Greg Rucka has been talking about what was behind his decision to leave DC a couple of years ago, and how he feels about the end of his tenure on Marvel's Punisher - as well as his feelings about both companies' current attitude towards creators in general. Spoiler: He's not very much in favor of the way things are.In an interview with Clint Magazine, Rucka said that he's "reached the end of my Work For Hire rope," adding that "I have spent a lot of my comics career in service of other masters, and I've had enough of that for now. I'm sick to death of the way the Big Two treat people."

Describing his relationship with DC as "seven very good years... and they took gross advantage of me," he went on to admit that "that's partially my fault, but not entirely. At this point, I see no reason why I should have to put up with that, I can sink or swim on my own." He pointed to Dan Didio's claim that Gotham Central "never made any money" and responded by saying that "That book has made nothing but money as a trade" (It has been issued twice in collected format, once in paperback and then reissued in hardcover, somewhat backing up Rucka's point). "Right now, where the market is, I have no patience for it," he said.

He also hinted at friction with Marvel, saying that "the Powers-That_be at Marvel, without talking to me, decreed that [the Punisher is] going to join a team on another book. That's their choice, they own him, but I don't have to be happy about it."
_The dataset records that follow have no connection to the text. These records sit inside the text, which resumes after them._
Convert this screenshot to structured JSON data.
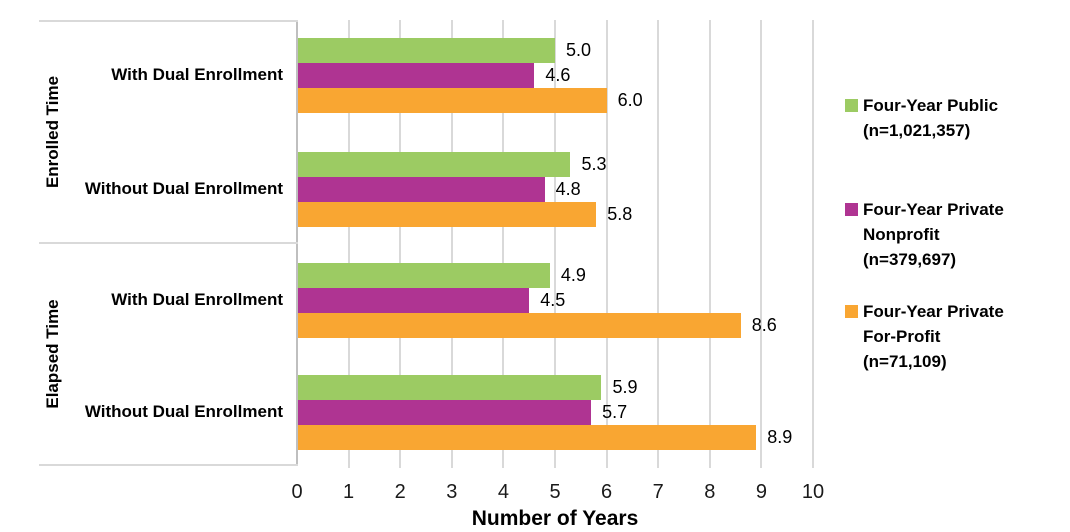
{
  "chart_data": {
    "type": "bar",
    "orientation": "horizontal",
    "xlabel": "Number of Years",
    "xlim": [
      0,
      10
    ],
    "x_ticks": [
      0,
      1,
      2,
      3,
      4,
      5,
      6,
      7,
      8,
      9,
      10
    ],
    "grid": true,
    "legend_position": "right",
    "sections": [
      {
        "label": "Enrolled Time"
      },
      {
        "label": "Elapsed Time"
      }
    ],
    "groups": [
      {
        "section": "Enrolled Time",
        "category": "With Dual Enrollment",
        "values": [
          5.0,
          4.6,
          6.0
        ]
      },
      {
        "section": "Enrolled Time",
        "category": "Without Dual Enrollment",
        "values": [
          5.3,
          4.8,
          5.8
        ]
      },
      {
        "section": "Elapsed Time",
        "category": "With Dual Enrollment",
        "values": [
          4.9,
          4.5,
          8.6
        ]
      },
      {
        "section": "Elapsed Time",
        "category": "Without Dual Enrollment",
        "values": [
          5.9,
          5.7,
          8.9
        ]
      }
    ],
    "series": [
      {
        "name": "Four-Year Public (n=1,021,357)",
        "color": "#9CCB63"
      },
      {
        "name": "Four-Year Private Nonprofit (n=379,697)",
        "color": "#AF3492"
      },
      {
        "name": "Four-Year Private For-Profit (n=71,109)",
        "color": "#F9A632"
      }
    ],
    "legend": [
      {
        "lines": [
          "Four-Year Public",
          "(n=1,021,357)"
        ],
        "color": "#9CCB63"
      },
      {
        "lines": [
          "Four-Year Private",
          "Nonprofit",
          "(n=379,697)"
        ],
        "color": "#AF3492"
      },
      {
        "lines": [
          "Four-Year Private",
          "For-Profit",
          "(n=71,109)"
        ],
        "color": "#F9A632"
      }
    ]
  },
  "colors": {
    "gridline": "#D9D9D9",
    "axis_line": "#BFBFBF",
    "category_border": "#D9D9D9",
    "tick_text": "#1a1a1a",
    "text": "#000000",
    "background": "#FFFFFF"
  }
}
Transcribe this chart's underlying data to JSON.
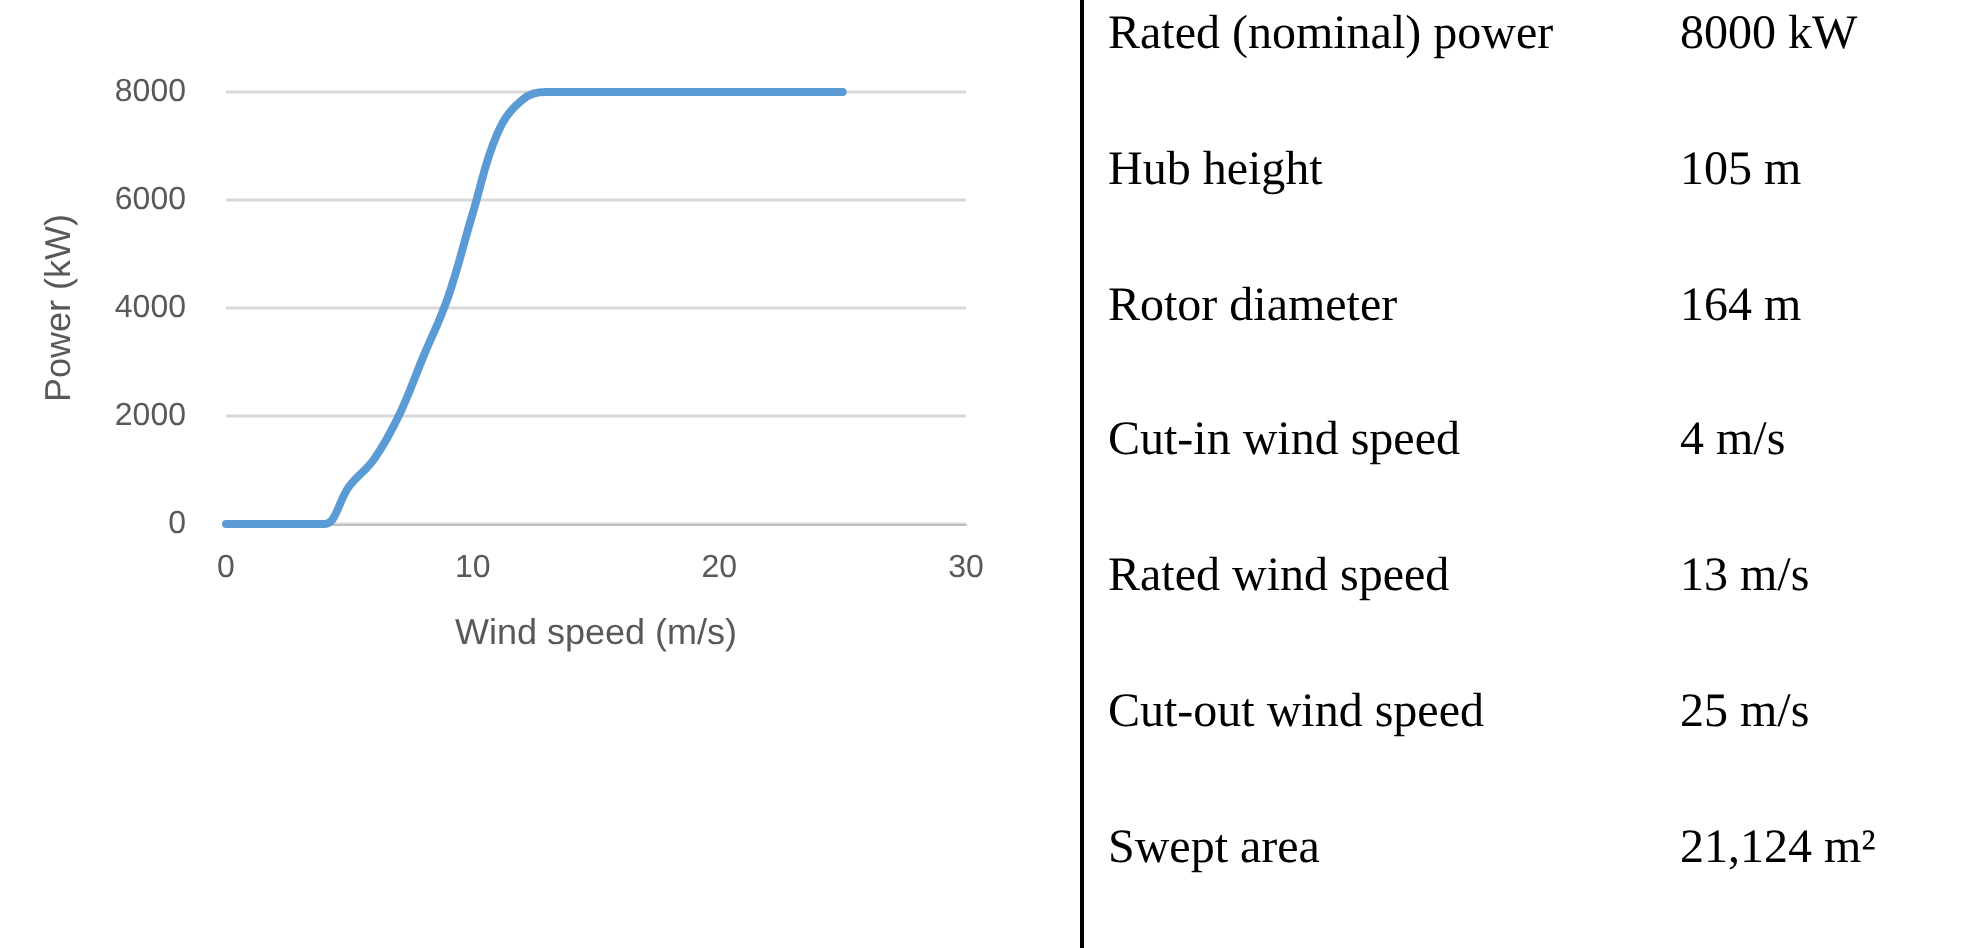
{
  "chart_data": [
    {
      "type": "line",
      "xlabel": "Wind speed (m/s)",
      "ylabel": "Power (kW)",
      "x": [
        0,
        3.5,
        4,
        5,
        6,
        7,
        8,
        9,
        10,
        11,
        12,
        13,
        25
      ],
      "series": [
        {
          "color": "#5b9bd5",
          "values": [
            0,
            0,
            0,
            700,
            1200,
            2000,
            3100,
            4200,
            5750,
            7230,
            7850,
            8000,
            8000
          ]
        }
      ],
      "xlim": [
        0,
        30
      ],
      "xticks": [
        0,
        10,
        20,
        30
      ],
      "ylim": [
        0,
        8000
      ],
      "yticks": [
        0,
        2000,
        4000,
        6000,
        8000
      ],
      "grid": "y",
      "marker": "none",
      "line_style": "solid"
    },
    {
      "type": "other",
      "annotations": [
        "Rated (nominal) power",
        "8000 kW",
        "Hub height",
        "105 m",
        "Rotor diameter",
        "164 m",
        "Cut-in wind speed",
        "4 m/s",
        "Rated wind speed",
        "13 m/s",
        "Cut-out wind speed",
        "25 m/s",
        "Swept area",
        "21,124 m²"
      ]
    }
  ]
}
"Despite what the publishers say, their interest in the talent is minimal now, the interest is only in promoting the financial worth of their properties," Rucka went on. "That was not the case as of two or three years ago, when there was an 'Exclusives War', but that's all gone by the wayside now. Ultimately, they are saying, 'We don't need you,' because they can get a million more just like you. For every person who passes on the opportunity to write Spider-Man or Superman, I guarantee there are 5000 hungry writers who would give their eye-teeth to do it. But just because they want to do it, it doesn't mean they are capable of doing it."

The impetus behind the switch in creator relations has been the rise of the superhero movie, Rucka believes. "You are seeing a grotesque Hollywoodisation of the two main companies. There was at least a period where I felt that the way they wanted to make money was by telling the best story they could; now the quality of the work matters less than that the book comes out. There is far less a desire to see good work be done," he said. "DC are playing catch up with Marvel, because of things like The Avengers breaking six hundred million domestic. That's a lot of money, I don't begrudge Warner Bros wanting to make bank it would be like blaming a shark for eating, but l do think that the pursuit of that financial windfall bears a detrimental effect on the creative and artistic side."

Alongside his ongoing webcomic Lady Sabre and the Pirates of the Ineffable Aether (with artist Rick Burchett), Rucka's current creator-owned projects include Stumptown with artist Matthew Southworth, and the upcoming Lazarus with Michael Lark, which launches next year.